# Secret key model for a compression function cryptanalysis?

How do we analyze the security of a compression function in the secret key model? More formally, let $$H$$ be a hash function and $$F(IV,M)$$ its compression function. Suppose we generate a MAC as follows: $$T=F(F(K,M),M_p),$$ where $$K$$ is the MAC key and $$M_p$$ is the padded block. Can I say that if one observes the output of the inner compression function call, i.e., $$F(K,M)$$, and retrieves $$K$$, then this is a certificational weakness of the underlying compression function? (we do not consider it in any specific protocol)

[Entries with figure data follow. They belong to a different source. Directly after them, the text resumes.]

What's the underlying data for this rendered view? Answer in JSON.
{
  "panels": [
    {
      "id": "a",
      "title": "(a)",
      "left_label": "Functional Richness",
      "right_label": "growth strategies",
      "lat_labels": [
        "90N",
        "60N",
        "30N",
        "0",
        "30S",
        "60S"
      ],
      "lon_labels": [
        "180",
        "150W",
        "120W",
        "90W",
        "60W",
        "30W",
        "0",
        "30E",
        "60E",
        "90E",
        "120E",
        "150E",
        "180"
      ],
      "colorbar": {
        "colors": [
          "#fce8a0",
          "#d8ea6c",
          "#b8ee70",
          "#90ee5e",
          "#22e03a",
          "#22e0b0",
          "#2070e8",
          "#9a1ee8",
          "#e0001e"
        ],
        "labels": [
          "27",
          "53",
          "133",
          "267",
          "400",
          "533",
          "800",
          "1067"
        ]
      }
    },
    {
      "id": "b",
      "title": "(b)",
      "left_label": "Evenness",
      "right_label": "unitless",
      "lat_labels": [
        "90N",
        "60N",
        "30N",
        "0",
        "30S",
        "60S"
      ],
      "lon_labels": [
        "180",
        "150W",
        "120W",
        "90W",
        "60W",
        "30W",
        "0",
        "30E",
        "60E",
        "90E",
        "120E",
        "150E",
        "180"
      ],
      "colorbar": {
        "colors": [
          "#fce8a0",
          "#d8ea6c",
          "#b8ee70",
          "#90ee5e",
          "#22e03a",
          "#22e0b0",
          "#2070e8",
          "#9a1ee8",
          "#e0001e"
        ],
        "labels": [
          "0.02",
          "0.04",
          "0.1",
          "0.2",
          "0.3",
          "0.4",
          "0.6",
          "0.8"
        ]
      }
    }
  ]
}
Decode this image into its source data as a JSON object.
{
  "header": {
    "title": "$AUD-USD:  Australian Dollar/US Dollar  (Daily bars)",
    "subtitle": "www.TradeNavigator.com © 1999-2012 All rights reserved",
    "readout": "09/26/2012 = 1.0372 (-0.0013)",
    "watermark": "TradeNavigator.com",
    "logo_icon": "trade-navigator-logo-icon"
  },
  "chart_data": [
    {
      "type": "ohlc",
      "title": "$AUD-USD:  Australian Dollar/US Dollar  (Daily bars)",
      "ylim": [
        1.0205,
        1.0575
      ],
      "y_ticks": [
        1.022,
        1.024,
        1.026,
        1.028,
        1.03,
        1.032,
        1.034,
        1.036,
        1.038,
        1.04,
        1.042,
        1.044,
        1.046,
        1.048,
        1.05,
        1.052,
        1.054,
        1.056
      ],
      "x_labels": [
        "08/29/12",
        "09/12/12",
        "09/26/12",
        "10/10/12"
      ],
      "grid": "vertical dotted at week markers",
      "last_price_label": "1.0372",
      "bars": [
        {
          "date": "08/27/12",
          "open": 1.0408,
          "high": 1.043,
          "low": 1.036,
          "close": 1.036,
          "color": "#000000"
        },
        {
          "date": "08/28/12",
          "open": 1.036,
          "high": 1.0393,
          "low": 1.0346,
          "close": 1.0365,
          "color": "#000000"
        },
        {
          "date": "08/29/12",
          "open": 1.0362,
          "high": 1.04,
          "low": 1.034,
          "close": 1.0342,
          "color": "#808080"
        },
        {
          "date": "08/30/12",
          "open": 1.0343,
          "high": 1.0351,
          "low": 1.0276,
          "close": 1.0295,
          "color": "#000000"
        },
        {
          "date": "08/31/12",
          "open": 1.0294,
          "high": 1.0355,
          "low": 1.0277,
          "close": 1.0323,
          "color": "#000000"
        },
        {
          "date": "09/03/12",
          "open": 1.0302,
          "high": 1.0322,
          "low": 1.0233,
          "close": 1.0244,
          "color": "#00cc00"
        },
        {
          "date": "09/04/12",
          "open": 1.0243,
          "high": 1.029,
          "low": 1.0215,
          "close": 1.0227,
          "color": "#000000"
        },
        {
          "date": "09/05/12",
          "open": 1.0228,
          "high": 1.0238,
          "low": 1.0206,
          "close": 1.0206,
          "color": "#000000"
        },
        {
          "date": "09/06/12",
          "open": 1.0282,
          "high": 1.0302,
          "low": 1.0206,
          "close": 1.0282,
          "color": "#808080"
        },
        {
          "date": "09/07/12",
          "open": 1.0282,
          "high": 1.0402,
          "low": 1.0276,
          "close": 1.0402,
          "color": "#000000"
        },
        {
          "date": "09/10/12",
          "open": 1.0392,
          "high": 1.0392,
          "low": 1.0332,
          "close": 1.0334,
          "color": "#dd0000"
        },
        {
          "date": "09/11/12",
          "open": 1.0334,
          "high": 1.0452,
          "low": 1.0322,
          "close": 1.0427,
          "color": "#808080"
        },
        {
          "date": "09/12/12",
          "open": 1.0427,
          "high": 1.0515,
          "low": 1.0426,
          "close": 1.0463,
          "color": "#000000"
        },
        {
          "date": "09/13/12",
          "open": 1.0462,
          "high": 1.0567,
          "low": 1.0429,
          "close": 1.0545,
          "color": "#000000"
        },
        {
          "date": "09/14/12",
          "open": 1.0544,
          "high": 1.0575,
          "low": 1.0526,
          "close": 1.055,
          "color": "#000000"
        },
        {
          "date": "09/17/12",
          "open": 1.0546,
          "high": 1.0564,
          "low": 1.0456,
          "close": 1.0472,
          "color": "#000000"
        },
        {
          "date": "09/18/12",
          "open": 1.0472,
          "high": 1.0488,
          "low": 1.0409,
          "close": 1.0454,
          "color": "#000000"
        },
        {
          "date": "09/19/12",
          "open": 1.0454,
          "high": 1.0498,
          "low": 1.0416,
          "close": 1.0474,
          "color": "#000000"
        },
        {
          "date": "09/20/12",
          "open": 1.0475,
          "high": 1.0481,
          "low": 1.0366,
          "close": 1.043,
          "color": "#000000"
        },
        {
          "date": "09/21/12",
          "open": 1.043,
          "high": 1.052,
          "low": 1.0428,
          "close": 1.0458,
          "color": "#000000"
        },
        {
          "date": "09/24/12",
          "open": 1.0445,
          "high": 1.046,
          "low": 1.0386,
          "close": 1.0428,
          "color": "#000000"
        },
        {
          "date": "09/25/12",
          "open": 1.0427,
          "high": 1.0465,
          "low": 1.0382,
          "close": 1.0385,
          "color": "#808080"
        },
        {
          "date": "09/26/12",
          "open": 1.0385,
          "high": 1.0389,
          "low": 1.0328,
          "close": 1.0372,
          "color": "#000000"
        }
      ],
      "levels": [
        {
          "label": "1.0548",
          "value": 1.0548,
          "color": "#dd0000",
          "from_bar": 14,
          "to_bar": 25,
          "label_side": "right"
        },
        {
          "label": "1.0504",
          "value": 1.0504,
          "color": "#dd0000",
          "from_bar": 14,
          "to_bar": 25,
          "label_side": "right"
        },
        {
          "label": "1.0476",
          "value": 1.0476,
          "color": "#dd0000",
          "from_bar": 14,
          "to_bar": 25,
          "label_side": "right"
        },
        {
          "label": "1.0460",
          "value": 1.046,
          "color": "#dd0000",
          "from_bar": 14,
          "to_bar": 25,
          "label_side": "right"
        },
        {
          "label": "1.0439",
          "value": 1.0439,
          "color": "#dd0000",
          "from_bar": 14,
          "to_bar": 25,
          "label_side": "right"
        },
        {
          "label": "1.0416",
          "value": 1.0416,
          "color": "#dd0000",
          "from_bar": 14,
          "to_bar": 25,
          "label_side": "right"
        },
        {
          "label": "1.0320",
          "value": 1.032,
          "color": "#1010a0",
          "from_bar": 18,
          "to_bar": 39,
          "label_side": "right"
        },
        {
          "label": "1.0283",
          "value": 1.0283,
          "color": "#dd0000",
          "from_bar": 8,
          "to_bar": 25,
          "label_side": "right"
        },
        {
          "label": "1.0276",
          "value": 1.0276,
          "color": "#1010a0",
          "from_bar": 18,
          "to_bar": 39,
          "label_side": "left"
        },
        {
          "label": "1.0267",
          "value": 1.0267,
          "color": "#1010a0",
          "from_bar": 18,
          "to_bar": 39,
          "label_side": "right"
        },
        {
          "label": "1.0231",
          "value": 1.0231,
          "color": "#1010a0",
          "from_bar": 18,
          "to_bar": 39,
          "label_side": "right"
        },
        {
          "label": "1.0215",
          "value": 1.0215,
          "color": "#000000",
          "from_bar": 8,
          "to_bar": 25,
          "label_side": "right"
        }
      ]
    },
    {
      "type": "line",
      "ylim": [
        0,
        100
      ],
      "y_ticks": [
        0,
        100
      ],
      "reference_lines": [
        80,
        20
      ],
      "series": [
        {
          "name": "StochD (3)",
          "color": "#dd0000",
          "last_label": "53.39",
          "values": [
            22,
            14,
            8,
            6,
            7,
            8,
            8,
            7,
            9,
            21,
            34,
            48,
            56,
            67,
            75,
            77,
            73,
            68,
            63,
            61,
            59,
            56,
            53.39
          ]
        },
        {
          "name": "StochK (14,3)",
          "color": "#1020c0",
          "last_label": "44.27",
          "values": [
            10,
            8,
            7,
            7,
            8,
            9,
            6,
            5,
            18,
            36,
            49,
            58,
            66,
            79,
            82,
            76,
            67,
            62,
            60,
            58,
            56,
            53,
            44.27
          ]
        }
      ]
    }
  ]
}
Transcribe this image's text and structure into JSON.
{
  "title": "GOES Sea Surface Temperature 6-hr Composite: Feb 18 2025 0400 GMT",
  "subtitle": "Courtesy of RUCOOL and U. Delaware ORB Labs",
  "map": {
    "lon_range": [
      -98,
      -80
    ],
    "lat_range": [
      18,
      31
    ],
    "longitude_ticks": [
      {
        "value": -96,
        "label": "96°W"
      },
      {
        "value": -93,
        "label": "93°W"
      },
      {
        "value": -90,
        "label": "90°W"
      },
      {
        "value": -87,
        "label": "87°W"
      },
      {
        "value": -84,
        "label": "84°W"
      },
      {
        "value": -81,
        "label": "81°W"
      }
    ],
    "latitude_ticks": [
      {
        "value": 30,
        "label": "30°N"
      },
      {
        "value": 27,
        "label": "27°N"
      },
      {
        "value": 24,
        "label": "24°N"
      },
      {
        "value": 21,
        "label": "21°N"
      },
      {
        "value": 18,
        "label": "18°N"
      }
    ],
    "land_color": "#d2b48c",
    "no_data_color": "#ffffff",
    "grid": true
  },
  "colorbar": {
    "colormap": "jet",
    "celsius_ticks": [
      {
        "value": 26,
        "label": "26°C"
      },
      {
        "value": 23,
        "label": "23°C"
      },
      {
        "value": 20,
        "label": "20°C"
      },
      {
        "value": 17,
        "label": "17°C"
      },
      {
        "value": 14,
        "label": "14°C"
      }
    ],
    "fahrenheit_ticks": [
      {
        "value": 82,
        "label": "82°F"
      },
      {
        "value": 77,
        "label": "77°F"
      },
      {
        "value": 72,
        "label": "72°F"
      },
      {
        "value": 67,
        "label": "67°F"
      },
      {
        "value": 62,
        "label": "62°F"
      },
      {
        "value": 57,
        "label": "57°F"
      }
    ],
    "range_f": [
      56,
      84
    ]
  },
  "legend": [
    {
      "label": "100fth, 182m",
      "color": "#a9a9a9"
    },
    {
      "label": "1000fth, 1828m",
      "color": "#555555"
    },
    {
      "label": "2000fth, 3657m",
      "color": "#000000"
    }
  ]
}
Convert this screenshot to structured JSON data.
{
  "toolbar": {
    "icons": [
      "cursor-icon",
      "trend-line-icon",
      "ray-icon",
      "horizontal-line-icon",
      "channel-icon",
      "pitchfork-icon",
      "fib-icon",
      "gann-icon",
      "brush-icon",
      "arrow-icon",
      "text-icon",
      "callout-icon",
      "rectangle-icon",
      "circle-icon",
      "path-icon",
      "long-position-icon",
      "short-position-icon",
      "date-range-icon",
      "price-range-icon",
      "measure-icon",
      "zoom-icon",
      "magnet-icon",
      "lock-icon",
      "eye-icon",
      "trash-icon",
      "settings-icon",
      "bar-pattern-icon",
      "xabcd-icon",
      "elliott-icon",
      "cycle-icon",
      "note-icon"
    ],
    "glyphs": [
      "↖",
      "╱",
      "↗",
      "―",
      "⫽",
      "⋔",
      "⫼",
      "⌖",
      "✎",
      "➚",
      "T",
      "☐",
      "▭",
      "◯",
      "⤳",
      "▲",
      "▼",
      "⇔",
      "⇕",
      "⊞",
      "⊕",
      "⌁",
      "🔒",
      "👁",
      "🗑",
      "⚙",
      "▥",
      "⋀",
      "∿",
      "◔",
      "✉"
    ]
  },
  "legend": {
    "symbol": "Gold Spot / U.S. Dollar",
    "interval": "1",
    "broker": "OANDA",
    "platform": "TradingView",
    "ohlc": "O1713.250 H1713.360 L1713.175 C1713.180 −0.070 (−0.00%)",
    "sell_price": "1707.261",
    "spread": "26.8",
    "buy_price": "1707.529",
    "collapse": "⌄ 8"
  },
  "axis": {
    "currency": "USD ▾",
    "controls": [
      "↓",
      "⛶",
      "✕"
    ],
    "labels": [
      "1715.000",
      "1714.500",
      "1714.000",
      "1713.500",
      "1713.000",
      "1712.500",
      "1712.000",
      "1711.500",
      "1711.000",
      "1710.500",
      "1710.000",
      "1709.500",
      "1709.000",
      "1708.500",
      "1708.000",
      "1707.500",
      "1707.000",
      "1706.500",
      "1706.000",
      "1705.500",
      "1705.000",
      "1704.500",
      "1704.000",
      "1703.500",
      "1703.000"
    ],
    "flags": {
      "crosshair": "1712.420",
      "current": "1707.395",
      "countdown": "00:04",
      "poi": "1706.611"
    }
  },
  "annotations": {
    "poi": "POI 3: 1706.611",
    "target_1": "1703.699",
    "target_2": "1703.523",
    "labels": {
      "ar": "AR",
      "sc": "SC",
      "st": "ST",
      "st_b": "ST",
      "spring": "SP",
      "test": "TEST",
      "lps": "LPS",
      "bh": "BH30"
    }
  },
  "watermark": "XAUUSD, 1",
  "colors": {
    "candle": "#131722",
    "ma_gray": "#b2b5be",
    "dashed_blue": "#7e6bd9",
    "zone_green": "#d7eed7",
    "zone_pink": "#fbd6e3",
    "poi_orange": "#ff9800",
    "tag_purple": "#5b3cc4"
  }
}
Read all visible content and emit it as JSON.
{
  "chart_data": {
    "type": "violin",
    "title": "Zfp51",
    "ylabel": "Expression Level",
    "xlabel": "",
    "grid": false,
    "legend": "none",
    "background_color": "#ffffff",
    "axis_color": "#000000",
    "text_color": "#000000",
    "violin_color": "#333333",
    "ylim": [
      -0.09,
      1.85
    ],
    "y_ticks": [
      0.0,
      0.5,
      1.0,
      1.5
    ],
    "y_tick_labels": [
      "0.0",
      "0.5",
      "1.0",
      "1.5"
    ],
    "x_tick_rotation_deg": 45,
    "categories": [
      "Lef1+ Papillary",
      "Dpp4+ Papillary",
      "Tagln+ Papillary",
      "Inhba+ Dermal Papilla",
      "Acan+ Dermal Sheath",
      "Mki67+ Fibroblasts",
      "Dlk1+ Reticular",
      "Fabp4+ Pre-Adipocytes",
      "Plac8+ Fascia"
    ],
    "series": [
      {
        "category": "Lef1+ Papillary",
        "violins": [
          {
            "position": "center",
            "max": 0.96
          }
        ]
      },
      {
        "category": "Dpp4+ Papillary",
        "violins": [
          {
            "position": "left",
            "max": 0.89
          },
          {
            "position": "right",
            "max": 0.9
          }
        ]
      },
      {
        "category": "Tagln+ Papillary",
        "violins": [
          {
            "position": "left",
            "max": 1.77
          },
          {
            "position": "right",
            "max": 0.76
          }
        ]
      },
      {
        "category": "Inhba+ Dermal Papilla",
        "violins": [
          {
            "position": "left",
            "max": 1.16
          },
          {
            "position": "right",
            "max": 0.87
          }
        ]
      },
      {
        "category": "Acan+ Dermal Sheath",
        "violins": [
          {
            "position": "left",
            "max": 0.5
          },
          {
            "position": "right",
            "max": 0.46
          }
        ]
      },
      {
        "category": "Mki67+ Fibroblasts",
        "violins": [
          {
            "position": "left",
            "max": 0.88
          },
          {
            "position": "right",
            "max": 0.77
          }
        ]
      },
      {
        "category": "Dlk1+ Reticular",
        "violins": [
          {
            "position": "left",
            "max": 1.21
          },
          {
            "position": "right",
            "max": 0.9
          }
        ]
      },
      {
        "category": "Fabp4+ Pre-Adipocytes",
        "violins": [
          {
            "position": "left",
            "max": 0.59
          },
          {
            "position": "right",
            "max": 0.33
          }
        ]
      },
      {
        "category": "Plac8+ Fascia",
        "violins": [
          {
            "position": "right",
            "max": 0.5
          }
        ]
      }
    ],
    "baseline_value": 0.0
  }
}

• The question is unclear. When one talks about a compression function, all the input variables can be chosen arbitrarily (or you may consider them as a large single variable). Hence recovering chaining value does not make sense, as the input is known. – Dmitry Khovratovich Jan 26 '14 at 16:52
• I'm sorry if the question doesn't make sense as I'm trying to understand the accepted cryptanalytic models. So what you're saying is this cannot be considered as a preimage attack for the compression function, if I'm chossing the input messages and collecting the oracle's responses then recovering the used chaining value? Thanks in advance. – Ricoz Jan 26 '14 at 22:36
• Consider a compression function $F(A,B) = C$. The hash function $H$ is defined as follows: let $A_0$ be constant, then $H(M_1||M_2||\ldots||M_n) = F(F(...F(F(F(A_0,M_1),M_2),M_3)...M_n)$ – Dmitry Khovratovich Jan 27 '14 at 10:40
• Can you reformulate your question using this notation? – Dmitry Khovratovich Jan 27 '14 at 10:40
• Consider the hash function $H$ and its compression function $F(IV,M)$ are used in a secret IV MAC scheme where the Tag $T= F(F(K,M),M_p)$, where $K$ is the MAC key and $M_p$ is the padded block. Can I say that if one observes the output of the inner compression function call i.e., $F(K,M)$ and retrieve $K$, then this is a certificational weekness of the underlying compression function? – Ricoz Jan 28 '14 at 4:07

Yes, if $$K$$ can be recovered from $$H'=F(K,M)$$, this is a weakness. The function $$F$$ is not preimage-resistant, and an attacker may easily generate correct tags for new messages (this is called a forgery). The proposed MAC scheme, however, is terribly weak, and forged tags for other messages can be easily produced (length-extension property): $$T(M\mathbin\|M_p\mathbin\|M') = F(T(M\mathbin\|M_p),M').$$ Still, if original $$K$$ can be recovered, forged tags can be produced for even shorter messages.
However, there could be many $$K$$'s that produce the same $$H'$$. If the cost of finding the original $$K$$ is still higher than the exhaustive search, then such attack is useless for forgery, as the attacker would have to use the length-extension attack. However, the compression function is still vulnerable to preimage attacks, which may be exploited in other constructions (for example, meet-in-the-middle attacks on hash functions).